Suppressing a grin, Nate rose. “Good night, Jason.”

Jason threw his hands out, all smart-ass smirk. “C’mon. Shouldn’t we, ya know, go throw a ball? Quick bonding game of catch?”

Nate passed through the door. Safely out of view, he couldn’t help but crack a smile.


Janie lay across him in the sweaty aftermath, her lips at his chest, the blades of her shoulders forming an erotic ridgeline in the darkness. Starlight angled through the curtainless pane, blanketing half the bed in a faint blue glow. Her mouth worked up his neck and found his mouth. She lifted her head, catching the sheet of light, her face smooth and beatific save the inadvertent half sneer of her swollen lips. He tugged at her hair, damp and heavy at the nape, and she pulled forward into the gentle pressure, tilting her head as if to stretch her neck.

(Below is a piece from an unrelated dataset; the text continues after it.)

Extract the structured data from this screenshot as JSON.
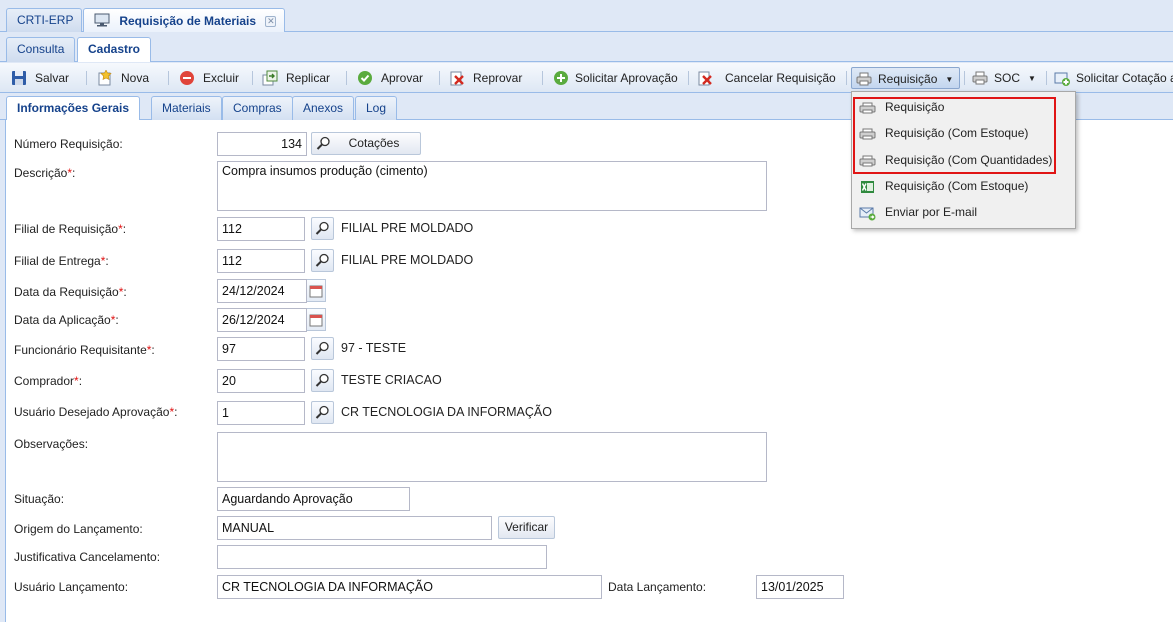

The moment was timeless-no, it was of a different time. It was before Fort Benning and the Sandbox, before the man-boy shackled to an outhouse and Abibas and a helicopter that capsized four feet above a dune. Before death notifications and a failure of will in the car outside Charles’s childhood home. Before nightmares and ghosts and a Westwood apartment with two photographs thumbtacked to the wall. Before safe-deposit boxes and interrogation rooms and oversize footprints in the back lawn. Before neurologists and little white pills and a body that slowly and unpredictably betrayed him.

But of course it wasn’t.

The muscle beneath his cheek rippled-a tiny bout of fasciculation-and Janie’s eyes tracked down to it. Her breathing changed, ever so slightly. The mood, taking a turn, paradise interrupted by a twinge of the flesh. The illness had brought him home again, but it also meant that he wouldn’t be able to stay.

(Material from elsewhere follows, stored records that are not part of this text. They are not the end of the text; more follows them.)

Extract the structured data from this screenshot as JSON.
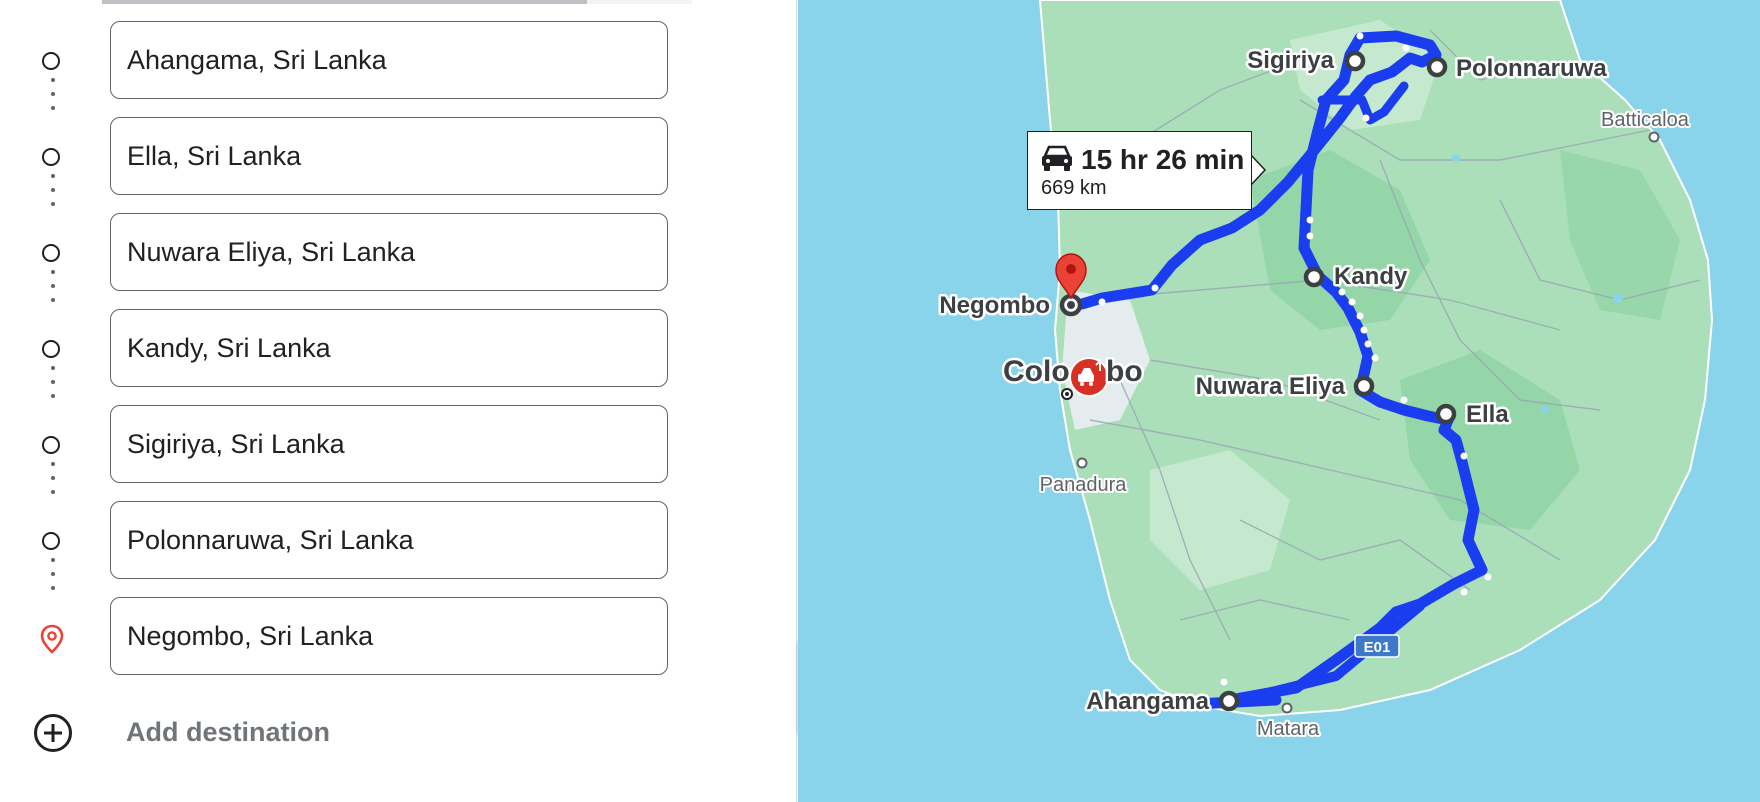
{
  "directions": {
    "stops": [
      {
        "value": "Ahangama, Sri Lanka",
        "type": "waypoint"
      },
      {
        "value": "Ella, Sri Lanka",
        "type": "waypoint"
      },
      {
        "value": "Nuwara Eliya, Sri Lanka",
        "type": "waypoint"
      },
      {
        "value": "Kandy, Sri Lanka",
        "type": "waypoint"
      },
      {
        "value": "Sigiriya, Sri Lanka",
        "type": "waypoint"
      },
      {
        "value": "Polonnaruwa, Sri Lanka",
        "type": "waypoint"
      },
      {
        "value": "Negombo, Sri Lanka",
        "type": "destination"
      }
    ],
    "add_destination_label": "Add destination"
  },
  "map": {
    "route": {
      "duration": "15 hr 26 min",
      "distance": "669 km",
      "mode_icon": "car-icon"
    },
    "labels": {
      "sigiriya": "Sigiriya",
      "polonnaruwa": "Polonnaruwa",
      "batticaloa": "Batticaloa",
      "kandy": "Kandy",
      "negombo": "Negombo",
      "colombo": "Colo",
      "colombo2": "bo",
      "nuwara_eliya": "Nuwara Eliya",
      "ella": "Ella",
      "panadura": "Panadura",
      "ahangama": "Ahangama",
      "matara": "Matara",
      "highway": "E01"
    },
    "colors": {
      "water": "#8ad4eb",
      "land": "#aadfb9",
      "land_green": "#c8ead0",
      "route": "#1a3df0",
      "pin": "#ea4335"
    }
  }
}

His voice was husky. “I’m gonna die,” he told her.

Her fingertips were at his face, fording his lips. “I don’t care.”

“Do you have any idea how awful this is gonna get?”

“I don’t care.” Her mouth trembled, then firmed with anger. “Your eyes can dry up and you can stop talking and lie there choking on fluid in your lungs-I don’t care.” She clutched at him, her nails digging into the skin beneath his collarbone. “You can stop swallowing and have a ventilator rammed down your throat and … and barely be able to blink, but I still want you there. Dying. For me. I don’t care. I don’t care.

She lowered her damp forehead to his chest and kept it there for a time. He held her and looked at the stars outside and thought how they’d be there the morning after he died and the morning after that. He stroked her back, and she fell asleep on him, and half his body went numb from the weight of her, but he didn’t dare move, didn’t want to waste a single instant of it.

Finally she stirred and shifted off him, raising her sleep-heavy face. “I don’t mean it,” she said.

He ran his fingers gently down her back and up again. “I know.”